The Center for Interdisciplinary Studies at the College of the Holy Cross has selected Jacob Medina ’16, an economics major from Avon, Conn., as the 2014 fall semester’s Maurizio Vannicelli Washington Semester Away Program award recipient. Medina will present a lecture titled “The Golden Door?: Unaccompanied Alien Children in America’s Immigration System” on Wednesday, April 8 at 4 p.m. in the Rehm Library on campus. The event is free and open to the public.
While a first-year student at Holy Cross, Medina worked as a tutor at Ascentria Care Alliance (formerly Lutheran Social Services of New England) for the Unaccompanied Refugee Minors Program in Worcester. He enjoyed getting to know the children at Ascentria so much that he decided to take his commitment a step further and apply to become a Community-Based Learning Intern with the Donelan Office of Community-Based Learning. As part of the internship he became the coordinator for the Ascentria site, where he expanded the College’s partnership with the site to offer services including mentoring, life skills, and music components.
His work in Worcester compelled him to apply to the Washington Semester Program and pursue an internship with Kids In Need of Defense (KIND). In D.C., he was able to learn about immigration law, meet with experts in the field, and attend various events as well as hearings and panels on the subject of immigration. During his internship Medina was tasked to interview children and to see what legal services they qualified for and to contact families and update them on the status of their court cases. While the interviews with the children proved to be emotionally difficult they were part of a greater learning experience for Medina.
“My experiences in Washington D.C. were incredibly formative and I learned so many life lessons from speaking with unaccompanied children and their caretakers,” says Medina.
Gary DeAngelis, associate director for special programs and director of the Washington Semester Program at the College, says “the Washington Program is not just an opportunity to examine, first hand, the public policy process in Washington but, for most, it is a life transforming experience enabling students to discover the value of a liberal arts education in a high powered professional environment and how to affect change.”
Future plans for Medina include working as an investment banking summer analyst in New York City, an internship he received through the Career Planning Center at Holy Cross. He is also in the process of co-founding a nonprofit called the Student Empowerment Program (StEP). The mission of the program is to ensure that every student has access to educational tools and resources. The organization provides students in after-school programs access to tablets so that can learn by playing interactive educational games instead of traditional workbook activities. After receiving a Marshall Memorial Fund Grant from the Donelan Office and receiving funding from Student Programs for Urban Development (SPUD) the tablet program was launched in after-school programs across the Worcester area. Medina says StEP is trying to secure additional funding with other campus organizations so that when a Holy Cross tutor is sent out on an appointment they have a tablet available to work on with their student.
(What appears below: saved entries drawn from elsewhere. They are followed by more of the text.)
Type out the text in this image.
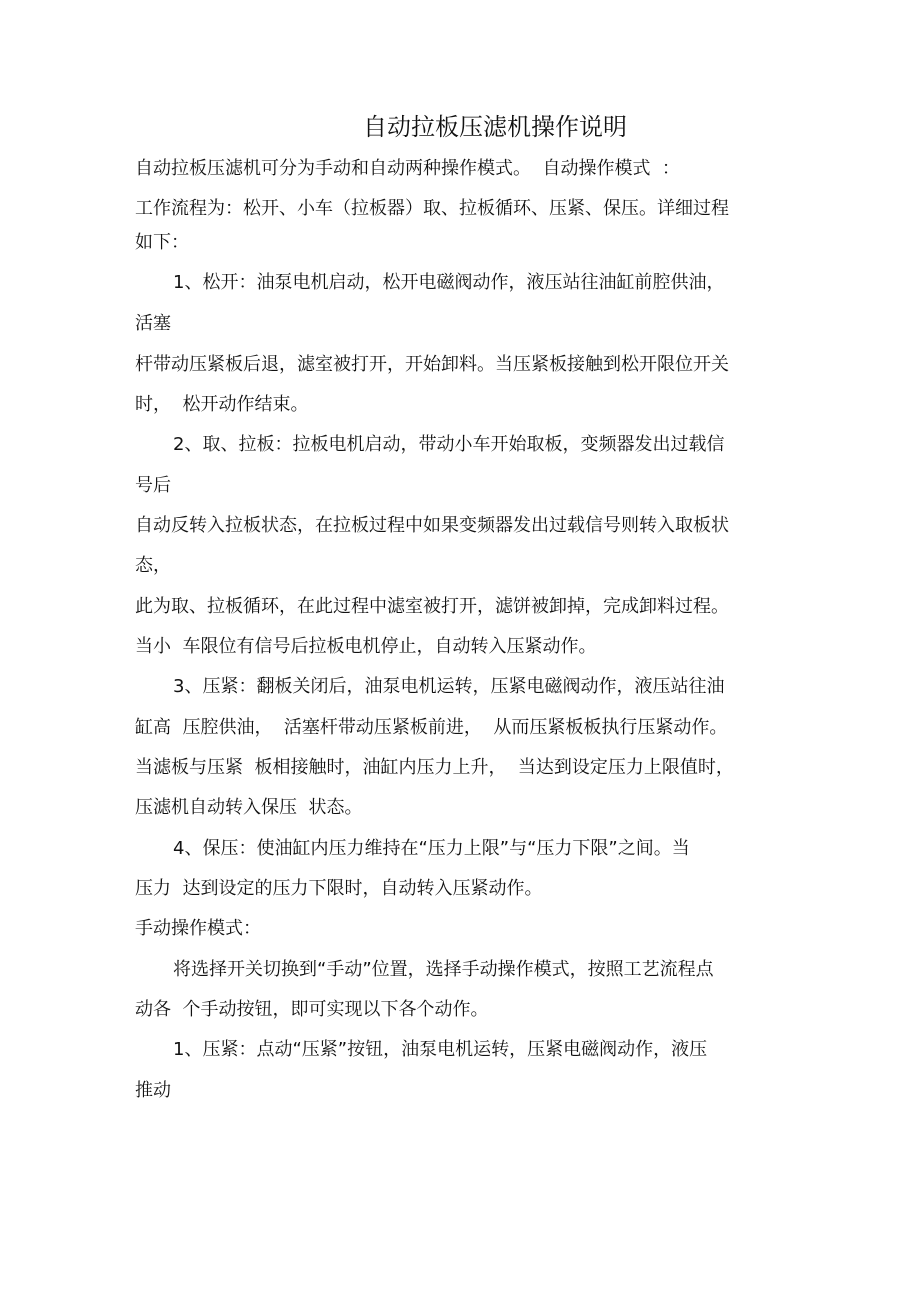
自动拉板压滤机操作说明
自动拉板压滤机可分为手动和自动两种操作模式。  自动操作模式  ：
工作流程为：松开、小车（拉板器）取、拉板循环、压紧、保压。详细过程
如下：
1、松开：油泵电机启动，松开电磁阀动作，液压站往油缸前腔供油，
活塞
杆带动压紧板后退，滤室被打开，开始卸料。当压紧板接触到松开限位开关
时，  松开动作结束。
2、取、拉板：拉板电机启动，带动小车开始取板，变频器发出过载信
号后
自动反转入拉板状态，在拉板过程中如果变频器发出过载信号则转入取板状
态，
此为取、拉板循环，在此过程中滤室被打开，滤饼被卸掉，完成卸料过程。
当小  车限位有信号后拉板电机停止，自动转入压紧动作。
3、压紧：翻板关闭后，油泵电机运转，压紧电磁阀动作，液压站往油
缸高  压腔供油，  活塞杆带动压紧板前进，  从而压紧板板执行压紧动作。
当滤板与压紧  板相接触时，油缸内压力上升，  当达到设定压力上限值时，
压滤机自动转入保压  状态。
4、保压：使油缸内压力维持在“压力上限”与“压力下限”之间。当
压力  达到设定的压力下限时，自动转入压紧动作。
手动操作模式：
将选择开关切换到“手动”位置，选择手动操作模式，按照工艺流程点
动各  个手动按钮，即可实现以下各个动作。
1、压紧：点动“压紧”按钮，油泵电机运转，压紧电磁阀动作，液压
推动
The Vannicelli Prize is awarded each semester in honor of the late Holy Cross political science professor and Washington Semester director, Maurizio Vannicelli, for the best research paper produced in the Washington Semester program. The recipient of the award is given the opportunity to present a public lecture at the College on his or her thesis. In addition, the recipient receives a bound copy of the thesis and is presented the book award during commencement exercises.